Domestic Violence Victim Protections

Under the NYSHRL, beginning November 18, employers cannot base employment decisions or discriminate against victims of domestic violence in terms, conditions, or privileges of employment.  The law links the definition of a victim of domestic violence to that of the Domestic Violence Protection Act, which now includes acts by a family or household member such as identity theft, grand larceny or coercion, among other crimes, that cause physical or emotional harm.  Previously, employers could not discriminate based upon “victim status,” but the law did not specifically mention domestic violence.  Employers cannot include in any advertisement or publication or make any inquiry which directly or indirectly discriminates or expresses any preference as to status as a victim of domestic violence, but may include a statement for purposes of providing assistance to, or a reasonable accommodation for, a victim of domestic violence.

Notably, employers must provide a reasonable accommodation in the form of unpaid leave for employees who are victims of domestic violence when the employee must be absent from work for a reasonable amount of time, unless the absence would cause an “undue hardship” to the employer.  An “undue hardship” is limited to consideration of factors such as the size of the employer, number of type of facilities, and budget, and type of operation, including the composition and structure of the employee population.

However, employers may require employees to use paid time off (such as NYC Earned Safe and Sick Time) for this purpose, unless otherwise provided in a collective bargaining agreement or by existing policy. During any absence, employees are entitled to continued health insurance coverage.

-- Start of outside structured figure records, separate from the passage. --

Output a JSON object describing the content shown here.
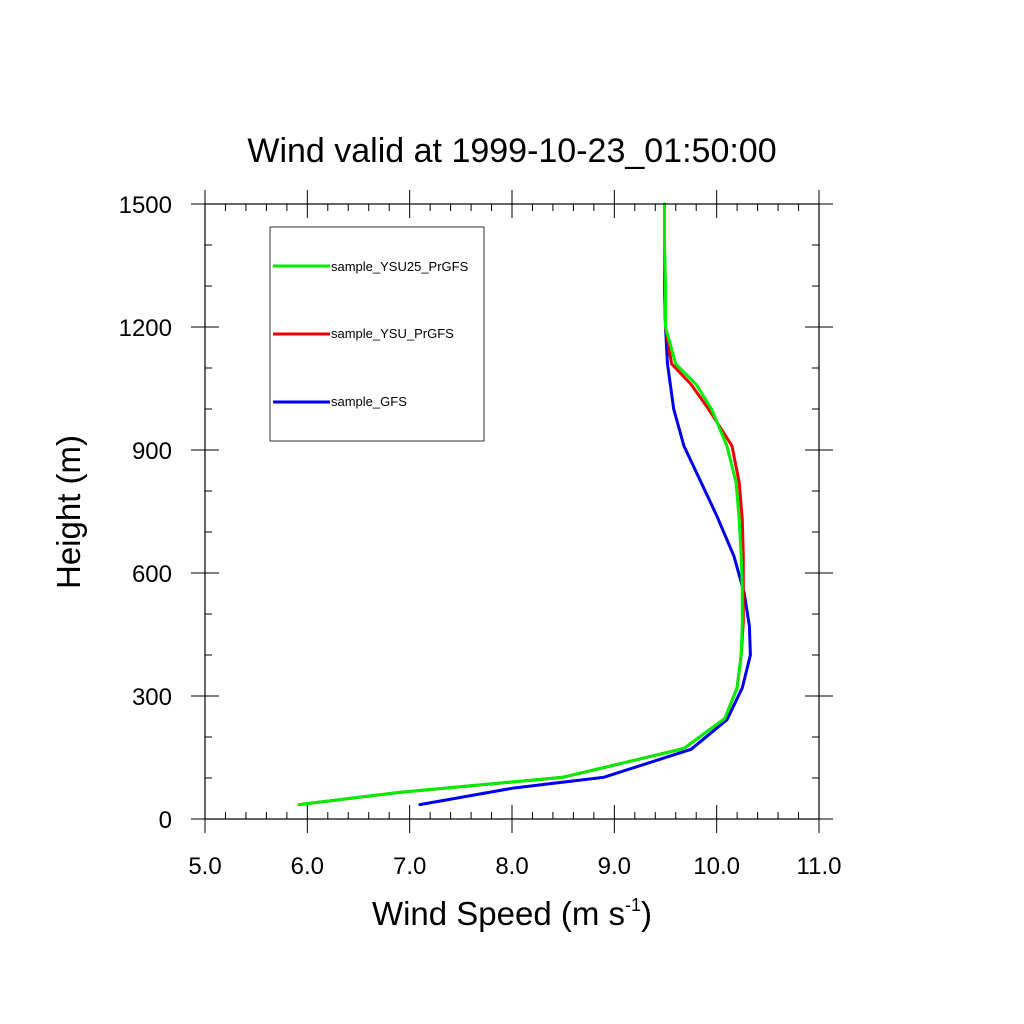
{
  "chart_data": {
    "type": "line",
    "title": "Wind valid at 1999-10-23_01:50:00",
    "xlabel": "Wind Speed (m s",
    "xlabel_superscript": "-1",
    "xlabel_suffix": ")",
    "ylabel": "Height (m)",
    "xlim": [
      5.0,
      11.0
    ],
    "ylim": [
      0,
      1500
    ],
    "x_ticks": [
      "5.0",
      "6.0",
      "7.0",
      "8.0",
      "9.0",
      "10.0",
      "11.0"
    ],
    "y_ticks": [
      "0",
      "300",
      "600",
      "900",
      "1200",
      "1500"
    ],
    "grid": false,
    "legend_position": "top-left",
    "series": [
      {
        "name": "sample_YSU25_PrGFS",
        "color": "#00ee00",
        "points": [
          [
            5.92,
            35
          ],
          [
            6.9,
            65
          ],
          [
            8.5,
            102
          ],
          [
            9.68,
            172
          ],
          [
            10.08,
            245
          ],
          [
            10.2,
            320
          ],
          [
            10.24,
            400
          ],
          [
            10.25,
            480
          ],
          [
            10.25,
            560
          ],
          [
            10.24,
            640
          ],
          [
            10.22,
            730
          ],
          [
            10.19,
            820
          ],
          [
            10.1,
            910
          ],
          [
            9.95,
            1000
          ],
          [
            9.8,
            1060
          ],
          [
            9.6,
            1110
          ],
          [
            9.5,
            1200
          ],
          [
            9.5,
            1300
          ],
          [
            9.49,
            1400
          ],
          [
            9.49,
            1500
          ]
        ]
      },
      {
        "name": "sample_YSU_PrGFS",
        "color": "#ee0000",
        "points": [
          [
            5.92,
            35
          ],
          [
            6.9,
            65
          ],
          [
            8.5,
            102
          ],
          [
            9.68,
            172
          ],
          [
            10.08,
            245
          ],
          [
            10.2,
            320
          ],
          [
            10.24,
            400
          ],
          [
            10.26,
            480
          ],
          [
            10.26,
            560
          ],
          [
            10.26,
            640
          ],
          [
            10.25,
            730
          ],
          [
            10.22,
            820
          ],
          [
            10.15,
            910
          ],
          [
            9.92,
            1000
          ],
          [
            9.75,
            1060
          ],
          [
            9.56,
            1110
          ],
          [
            9.5,
            1200
          ],
          [
            9.49,
            1300
          ],
          [
            9.49,
            1400
          ],
          [
            9.49,
            1500
          ]
        ]
      },
      {
        "name": "sample_GFS",
        "color": "#0000ee",
        "points": [
          [
            7.1,
            35
          ],
          [
            8.0,
            75
          ],
          [
            8.9,
            102
          ],
          [
            9.75,
            170
          ],
          [
            10.1,
            242
          ],
          [
            10.25,
            320
          ],
          [
            10.33,
            400
          ],
          [
            10.32,
            470
          ],
          [
            10.27,
            550
          ],
          [
            10.17,
            640
          ],
          [
            10.0,
            740
          ],
          [
            9.85,
            820
          ],
          [
            9.68,
            910
          ],
          [
            9.58,
            1000
          ],
          [
            9.52,
            1110
          ],
          [
            9.5,
            1200
          ],
          [
            9.49,
            1300
          ],
          [
            9.49,
            1400
          ],
          [
            9.49,
            1500
          ]
        ]
      }
    ]
  }
}
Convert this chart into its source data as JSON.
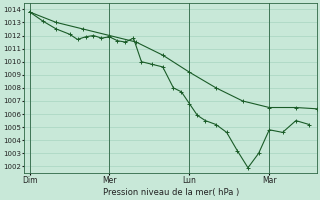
{
  "xlabel": "Pression niveau de la mer( hPa )",
  "ylim": [
    1001.5,
    1014.5
  ],
  "yticks": [
    1002,
    1003,
    1004,
    1005,
    1006,
    1007,
    1008,
    1009,
    1010,
    1011,
    1012,
    1013,
    1014
  ],
  "background_color": "#c8e8d8",
  "grid_color": "#a8d4c0",
  "line_color": "#1a5c28",
  "xtick_labels": [
    "Dim",
    "Mer",
    "Lun",
    "Mar"
  ],
  "xtick_positions": [
    0,
    30,
    60,
    90
  ],
  "xlim": [
    -2,
    108
  ],
  "vline_positions": [
    0,
    30,
    60,
    90
  ],
  "line1_x": [
    0,
    5,
    10,
    15,
    18,
    21,
    24,
    27,
    30,
    33,
    36,
    39,
    42,
    46,
    50,
    54,
    57,
    60,
    63,
    66,
    70,
    74,
    78,
    82,
    86,
    90,
    95,
    100,
    105
  ],
  "line1_y": [
    1013.8,
    1013.1,
    1012.5,
    1012.1,
    1011.7,
    1011.9,
    1012.0,
    1011.8,
    1011.9,
    1011.6,
    1011.5,
    1011.8,
    1010.0,
    1009.8,
    1009.6,
    1008.0,
    1007.7,
    1006.8,
    1005.9,
    1005.5,
    1005.2,
    1004.6,
    1003.2,
    1001.9,
    1003.0,
    1004.8,
    1004.6,
    1005.5,
    1005.2
  ],
  "line2_x": [
    0,
    10,
    20,
    30,
    40,
    50,
    60,
    70,
    80,
    90,
    100,
    108
  ],
  "line2_y": [
    1013.8,
    1013.0,
    1012.5,
    1012.0,
    1011.5,
    1010.5,
    1009.2,
    1008.0,
    1007.0,
    1006.5,
    1006.5,
    1006.4
  ],
  "ytick_fontsize": 5.0,
  "xtick_fontsize": 5.5,
  "xlabel_fontsize": 6.0
}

Employees may request an accommodation with a leave of absence for several prescribed reasons under the statute, including to seek medical attention or psychological care, legal or victims’ services, in connection with domestic violence.  If the employee seeks leave on behalf of a child who is a victim of domestic violence, in order to request the reasonable accommodation, the employee may not be the perpetrator of domestic violence.  Moreover, if an employee has a physical or mental disability as a result of domestic violence, they must be treated in accordance with applicable law for employees with disabilities, including providing reasonable accommodations for those disabilities.

Where feasible, employees must provide reasonable advanced notice to employers before taking leave.  Employers may request certification of the need for leave if employees do not provide reasonable advanced notice.  The certification may consist of a police report, court order or other evidence from a court or prosecutor that the employee appeared in court, or documentation from a health care provider or victims’ advocate.

What’s Next for Employers?

Employers should be aware of these new obligations and consider revising their policies and training human resources professionals and supervisors so that they appropriately handle any requests for accommodation or complaints under the law.